Microsoft is touting its upcoming game console, the Xbox 360, as a game console with media-sync extras. Microsoft won’t let the Xbox compete with Media Center PC platform; there’s no TV tuner, for instance, so apparently you’re supposed to spend another couple of grand on a Media Center PC. But the new game system will synchronize with your music devices, including the iPod.

iPod sync?! You heard that right. While Microsoft isn’t supporting AAC, you will be able to sync music from your iPod. (They claim they’re not touching AAC because of FairPlay encryption, though it doesn’t look like they’re supporting DRM-free AAC/MP4, either.) See Engadget/Joystiq’s Ballmer interview for more. As has been widely reported, this will allow you to use your own music in your games.

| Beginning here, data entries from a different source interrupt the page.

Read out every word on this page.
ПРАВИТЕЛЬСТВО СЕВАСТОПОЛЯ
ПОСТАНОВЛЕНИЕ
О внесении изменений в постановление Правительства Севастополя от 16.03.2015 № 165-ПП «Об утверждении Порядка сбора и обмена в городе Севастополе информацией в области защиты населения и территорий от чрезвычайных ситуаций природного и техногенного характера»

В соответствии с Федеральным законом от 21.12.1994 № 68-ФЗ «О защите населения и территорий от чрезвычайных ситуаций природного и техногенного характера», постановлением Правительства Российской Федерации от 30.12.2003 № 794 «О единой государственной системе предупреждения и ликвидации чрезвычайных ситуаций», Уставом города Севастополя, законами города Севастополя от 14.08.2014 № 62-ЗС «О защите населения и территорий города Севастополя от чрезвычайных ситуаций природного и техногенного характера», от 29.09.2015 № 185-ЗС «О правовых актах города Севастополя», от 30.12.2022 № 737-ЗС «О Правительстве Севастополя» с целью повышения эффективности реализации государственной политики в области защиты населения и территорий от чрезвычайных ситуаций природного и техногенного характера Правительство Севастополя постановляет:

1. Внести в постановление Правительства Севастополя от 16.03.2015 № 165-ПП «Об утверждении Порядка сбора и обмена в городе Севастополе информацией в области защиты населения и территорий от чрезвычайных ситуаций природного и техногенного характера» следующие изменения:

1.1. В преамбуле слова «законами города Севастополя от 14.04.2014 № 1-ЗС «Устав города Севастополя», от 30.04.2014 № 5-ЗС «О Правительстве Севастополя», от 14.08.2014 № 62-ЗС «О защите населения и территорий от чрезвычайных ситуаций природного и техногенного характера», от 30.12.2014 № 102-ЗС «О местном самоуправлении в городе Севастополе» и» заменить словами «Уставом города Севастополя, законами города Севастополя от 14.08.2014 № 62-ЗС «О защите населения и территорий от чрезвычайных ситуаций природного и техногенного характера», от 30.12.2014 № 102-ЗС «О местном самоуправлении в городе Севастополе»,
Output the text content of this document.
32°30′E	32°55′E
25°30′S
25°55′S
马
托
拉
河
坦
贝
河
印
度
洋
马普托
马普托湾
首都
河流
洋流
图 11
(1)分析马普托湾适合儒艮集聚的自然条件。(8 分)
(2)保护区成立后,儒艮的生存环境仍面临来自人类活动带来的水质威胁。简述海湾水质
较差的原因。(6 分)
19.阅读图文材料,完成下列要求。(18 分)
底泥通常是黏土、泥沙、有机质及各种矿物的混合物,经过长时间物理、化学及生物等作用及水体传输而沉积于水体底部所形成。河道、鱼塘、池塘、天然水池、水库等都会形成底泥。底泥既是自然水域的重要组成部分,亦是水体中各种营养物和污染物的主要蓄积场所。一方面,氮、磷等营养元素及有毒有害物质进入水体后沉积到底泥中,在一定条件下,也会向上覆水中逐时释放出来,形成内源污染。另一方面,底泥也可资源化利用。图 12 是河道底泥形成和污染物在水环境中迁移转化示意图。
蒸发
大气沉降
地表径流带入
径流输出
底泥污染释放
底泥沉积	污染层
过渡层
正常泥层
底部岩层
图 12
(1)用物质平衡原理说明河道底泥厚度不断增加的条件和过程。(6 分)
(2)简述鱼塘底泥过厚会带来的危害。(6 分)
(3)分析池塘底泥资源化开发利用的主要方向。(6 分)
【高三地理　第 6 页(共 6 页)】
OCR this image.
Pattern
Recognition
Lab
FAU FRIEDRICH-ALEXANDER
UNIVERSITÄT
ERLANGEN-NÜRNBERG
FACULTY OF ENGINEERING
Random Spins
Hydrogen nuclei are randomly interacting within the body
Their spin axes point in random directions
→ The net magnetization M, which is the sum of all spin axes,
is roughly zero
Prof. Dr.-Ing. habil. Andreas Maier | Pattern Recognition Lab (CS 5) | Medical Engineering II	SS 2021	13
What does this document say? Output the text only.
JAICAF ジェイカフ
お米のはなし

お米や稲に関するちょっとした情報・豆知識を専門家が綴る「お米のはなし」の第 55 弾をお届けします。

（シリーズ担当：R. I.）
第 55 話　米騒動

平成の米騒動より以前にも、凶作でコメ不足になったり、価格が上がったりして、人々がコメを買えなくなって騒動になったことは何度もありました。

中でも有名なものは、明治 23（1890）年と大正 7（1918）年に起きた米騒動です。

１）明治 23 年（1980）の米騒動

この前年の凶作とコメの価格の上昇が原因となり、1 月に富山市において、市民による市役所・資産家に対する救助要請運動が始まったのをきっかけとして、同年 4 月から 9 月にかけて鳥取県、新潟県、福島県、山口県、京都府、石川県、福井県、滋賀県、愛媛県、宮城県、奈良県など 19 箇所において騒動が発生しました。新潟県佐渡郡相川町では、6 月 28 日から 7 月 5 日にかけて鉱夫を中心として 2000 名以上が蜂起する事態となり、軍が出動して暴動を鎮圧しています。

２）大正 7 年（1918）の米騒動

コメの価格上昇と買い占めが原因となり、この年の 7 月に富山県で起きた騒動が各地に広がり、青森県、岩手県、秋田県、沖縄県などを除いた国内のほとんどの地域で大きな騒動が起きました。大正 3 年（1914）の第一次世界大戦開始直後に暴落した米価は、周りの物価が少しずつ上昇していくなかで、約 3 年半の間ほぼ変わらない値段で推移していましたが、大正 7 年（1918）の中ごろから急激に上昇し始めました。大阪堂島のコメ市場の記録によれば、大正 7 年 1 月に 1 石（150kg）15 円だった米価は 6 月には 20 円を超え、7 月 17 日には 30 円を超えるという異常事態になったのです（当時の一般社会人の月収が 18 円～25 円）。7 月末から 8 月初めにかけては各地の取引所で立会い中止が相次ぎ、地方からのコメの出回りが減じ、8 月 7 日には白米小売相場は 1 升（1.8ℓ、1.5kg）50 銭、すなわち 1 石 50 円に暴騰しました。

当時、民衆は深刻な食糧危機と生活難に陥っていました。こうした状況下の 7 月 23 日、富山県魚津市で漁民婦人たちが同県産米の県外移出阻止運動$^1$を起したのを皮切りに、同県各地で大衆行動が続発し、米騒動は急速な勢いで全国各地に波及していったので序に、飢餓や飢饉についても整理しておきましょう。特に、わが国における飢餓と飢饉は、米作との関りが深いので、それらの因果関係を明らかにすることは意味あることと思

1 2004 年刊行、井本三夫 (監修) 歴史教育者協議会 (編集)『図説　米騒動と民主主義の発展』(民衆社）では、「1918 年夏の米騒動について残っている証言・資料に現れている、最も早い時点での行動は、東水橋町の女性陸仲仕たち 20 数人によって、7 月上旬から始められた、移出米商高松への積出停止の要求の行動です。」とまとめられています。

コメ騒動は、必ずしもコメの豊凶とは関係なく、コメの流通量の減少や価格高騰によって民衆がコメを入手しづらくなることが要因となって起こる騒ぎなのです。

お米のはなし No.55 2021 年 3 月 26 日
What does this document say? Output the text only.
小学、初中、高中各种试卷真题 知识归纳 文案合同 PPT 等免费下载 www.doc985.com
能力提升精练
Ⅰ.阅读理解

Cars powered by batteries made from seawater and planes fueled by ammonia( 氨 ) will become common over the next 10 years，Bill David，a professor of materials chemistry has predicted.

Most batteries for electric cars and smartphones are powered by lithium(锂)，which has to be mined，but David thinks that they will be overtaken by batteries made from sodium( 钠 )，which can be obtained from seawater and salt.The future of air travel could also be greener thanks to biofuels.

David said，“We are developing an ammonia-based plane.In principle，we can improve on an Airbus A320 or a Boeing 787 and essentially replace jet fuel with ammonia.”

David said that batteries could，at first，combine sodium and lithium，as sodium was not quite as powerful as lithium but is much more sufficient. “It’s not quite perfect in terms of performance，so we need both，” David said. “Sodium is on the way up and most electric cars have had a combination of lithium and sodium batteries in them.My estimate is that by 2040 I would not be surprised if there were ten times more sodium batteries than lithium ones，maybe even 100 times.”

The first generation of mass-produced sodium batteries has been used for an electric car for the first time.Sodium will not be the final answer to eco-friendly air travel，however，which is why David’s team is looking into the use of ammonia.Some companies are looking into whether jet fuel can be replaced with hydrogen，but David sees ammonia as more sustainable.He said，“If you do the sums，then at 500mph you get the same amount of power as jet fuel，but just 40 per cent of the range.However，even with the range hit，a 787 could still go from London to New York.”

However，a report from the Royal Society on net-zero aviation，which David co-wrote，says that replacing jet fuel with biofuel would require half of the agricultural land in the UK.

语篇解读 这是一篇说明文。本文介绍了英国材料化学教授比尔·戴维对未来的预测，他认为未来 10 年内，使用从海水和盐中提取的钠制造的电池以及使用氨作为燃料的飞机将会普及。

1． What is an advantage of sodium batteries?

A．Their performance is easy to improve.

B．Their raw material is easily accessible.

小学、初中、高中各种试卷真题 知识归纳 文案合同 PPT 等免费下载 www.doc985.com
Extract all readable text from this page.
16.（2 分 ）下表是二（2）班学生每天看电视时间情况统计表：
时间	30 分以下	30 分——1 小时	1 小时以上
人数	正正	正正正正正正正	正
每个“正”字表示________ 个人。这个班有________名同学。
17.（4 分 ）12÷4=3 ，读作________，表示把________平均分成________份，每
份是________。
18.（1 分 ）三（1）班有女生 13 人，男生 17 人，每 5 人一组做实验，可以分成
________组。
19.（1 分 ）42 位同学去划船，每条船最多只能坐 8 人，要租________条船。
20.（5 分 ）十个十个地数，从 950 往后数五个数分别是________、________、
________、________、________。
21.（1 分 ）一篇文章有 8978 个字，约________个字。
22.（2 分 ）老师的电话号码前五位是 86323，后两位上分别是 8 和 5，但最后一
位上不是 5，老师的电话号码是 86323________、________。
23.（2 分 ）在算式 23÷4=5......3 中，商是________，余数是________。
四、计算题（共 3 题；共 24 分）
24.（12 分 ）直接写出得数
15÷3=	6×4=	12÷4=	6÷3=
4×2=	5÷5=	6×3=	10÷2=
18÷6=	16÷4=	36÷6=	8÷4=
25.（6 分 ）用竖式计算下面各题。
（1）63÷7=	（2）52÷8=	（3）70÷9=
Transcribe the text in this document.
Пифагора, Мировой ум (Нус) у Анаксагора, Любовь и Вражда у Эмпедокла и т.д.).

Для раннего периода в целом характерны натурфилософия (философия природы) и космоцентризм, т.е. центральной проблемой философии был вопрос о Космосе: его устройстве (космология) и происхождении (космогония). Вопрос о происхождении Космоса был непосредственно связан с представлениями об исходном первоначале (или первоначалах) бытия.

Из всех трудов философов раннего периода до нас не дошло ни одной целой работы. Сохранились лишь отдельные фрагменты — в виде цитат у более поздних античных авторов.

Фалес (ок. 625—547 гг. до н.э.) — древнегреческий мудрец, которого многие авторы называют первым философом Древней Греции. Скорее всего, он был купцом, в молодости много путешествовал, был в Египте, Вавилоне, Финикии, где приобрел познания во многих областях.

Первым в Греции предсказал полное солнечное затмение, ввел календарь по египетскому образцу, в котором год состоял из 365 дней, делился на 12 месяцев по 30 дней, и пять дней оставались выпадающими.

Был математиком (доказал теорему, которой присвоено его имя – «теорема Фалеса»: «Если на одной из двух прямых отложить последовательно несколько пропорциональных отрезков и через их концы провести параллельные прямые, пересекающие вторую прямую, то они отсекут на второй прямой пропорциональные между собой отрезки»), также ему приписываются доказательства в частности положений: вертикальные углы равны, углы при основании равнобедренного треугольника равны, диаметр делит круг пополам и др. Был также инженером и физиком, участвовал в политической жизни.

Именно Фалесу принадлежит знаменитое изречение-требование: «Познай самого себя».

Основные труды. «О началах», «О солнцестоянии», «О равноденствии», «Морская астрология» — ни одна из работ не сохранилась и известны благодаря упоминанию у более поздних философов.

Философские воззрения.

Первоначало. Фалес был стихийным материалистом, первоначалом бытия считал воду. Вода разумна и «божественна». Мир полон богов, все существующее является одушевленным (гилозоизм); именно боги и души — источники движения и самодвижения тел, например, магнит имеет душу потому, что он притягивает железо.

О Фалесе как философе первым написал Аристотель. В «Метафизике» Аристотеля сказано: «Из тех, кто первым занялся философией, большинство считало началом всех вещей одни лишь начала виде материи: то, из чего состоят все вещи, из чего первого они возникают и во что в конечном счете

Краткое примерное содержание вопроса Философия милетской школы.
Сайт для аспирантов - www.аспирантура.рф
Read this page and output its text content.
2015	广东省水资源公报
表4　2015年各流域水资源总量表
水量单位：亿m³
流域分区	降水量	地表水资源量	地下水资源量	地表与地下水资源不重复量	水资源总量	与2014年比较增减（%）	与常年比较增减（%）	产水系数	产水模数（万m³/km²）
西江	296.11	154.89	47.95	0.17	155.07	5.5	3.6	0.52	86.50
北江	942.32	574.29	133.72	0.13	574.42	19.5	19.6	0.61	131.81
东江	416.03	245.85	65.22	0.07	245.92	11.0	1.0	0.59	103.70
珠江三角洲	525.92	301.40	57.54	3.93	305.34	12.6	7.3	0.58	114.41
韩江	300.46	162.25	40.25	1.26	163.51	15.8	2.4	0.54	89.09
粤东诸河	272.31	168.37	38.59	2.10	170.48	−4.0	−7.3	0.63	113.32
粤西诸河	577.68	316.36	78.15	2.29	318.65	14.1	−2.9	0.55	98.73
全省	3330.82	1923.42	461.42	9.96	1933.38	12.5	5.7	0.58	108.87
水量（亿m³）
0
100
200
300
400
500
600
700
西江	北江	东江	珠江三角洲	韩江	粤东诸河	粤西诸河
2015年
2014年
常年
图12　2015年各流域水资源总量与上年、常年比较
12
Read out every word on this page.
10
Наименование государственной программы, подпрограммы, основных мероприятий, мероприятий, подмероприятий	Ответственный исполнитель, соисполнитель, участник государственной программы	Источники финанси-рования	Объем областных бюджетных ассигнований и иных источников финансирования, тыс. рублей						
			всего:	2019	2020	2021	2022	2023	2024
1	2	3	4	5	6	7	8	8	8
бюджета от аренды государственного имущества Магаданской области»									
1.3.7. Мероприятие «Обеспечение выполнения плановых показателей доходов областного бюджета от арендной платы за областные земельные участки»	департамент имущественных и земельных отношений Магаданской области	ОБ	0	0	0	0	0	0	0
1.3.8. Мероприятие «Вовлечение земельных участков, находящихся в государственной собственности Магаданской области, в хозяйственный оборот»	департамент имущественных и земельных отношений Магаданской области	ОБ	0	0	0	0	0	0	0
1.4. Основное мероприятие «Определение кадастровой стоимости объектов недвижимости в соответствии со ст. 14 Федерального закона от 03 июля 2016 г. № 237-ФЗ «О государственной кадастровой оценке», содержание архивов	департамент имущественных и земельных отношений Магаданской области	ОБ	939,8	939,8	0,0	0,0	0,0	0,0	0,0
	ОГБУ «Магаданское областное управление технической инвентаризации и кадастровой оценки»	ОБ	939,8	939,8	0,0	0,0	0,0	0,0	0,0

Death of soundtracks? So why would anyone be unhappy about Microsoft’s decision? I’ve talked to at least one leading game composer (won’t mention his name here) who mutes the sound playing games with lousy soundtracks; who wouldn’t? I have some fond memories of playing Bungie’s Marathon (you know, that other game, before Halo), and listening to Destroy All Monsters.

The problem here is, of course, that feature hasn’t been built into a system before. According to an anonymous tip received by CDM (see comments on yesterday’s comparison of console sound), Microsoft will force all game developers to allow any part of a game to be overidden by user soundtracks. That raises a lot of questions, and is an issue we’ll want to watch carefully. Could this encourage game developers to spend less on their soundtrack, or eliminate parts of the soundtrack entirely? Is this a judgment by Microsoft that soundtracks don’t matter? Or is it really not a big deal after all, given that a lot of major soundtracks have been for cross-platform games, and developers are likely to try to come up with scores that will keep you from having to turn on your own music?

Let us know what you think, as a gamer or composer (or both). Me? I’ll be busy playing the new Zelda and waiting for Revolution.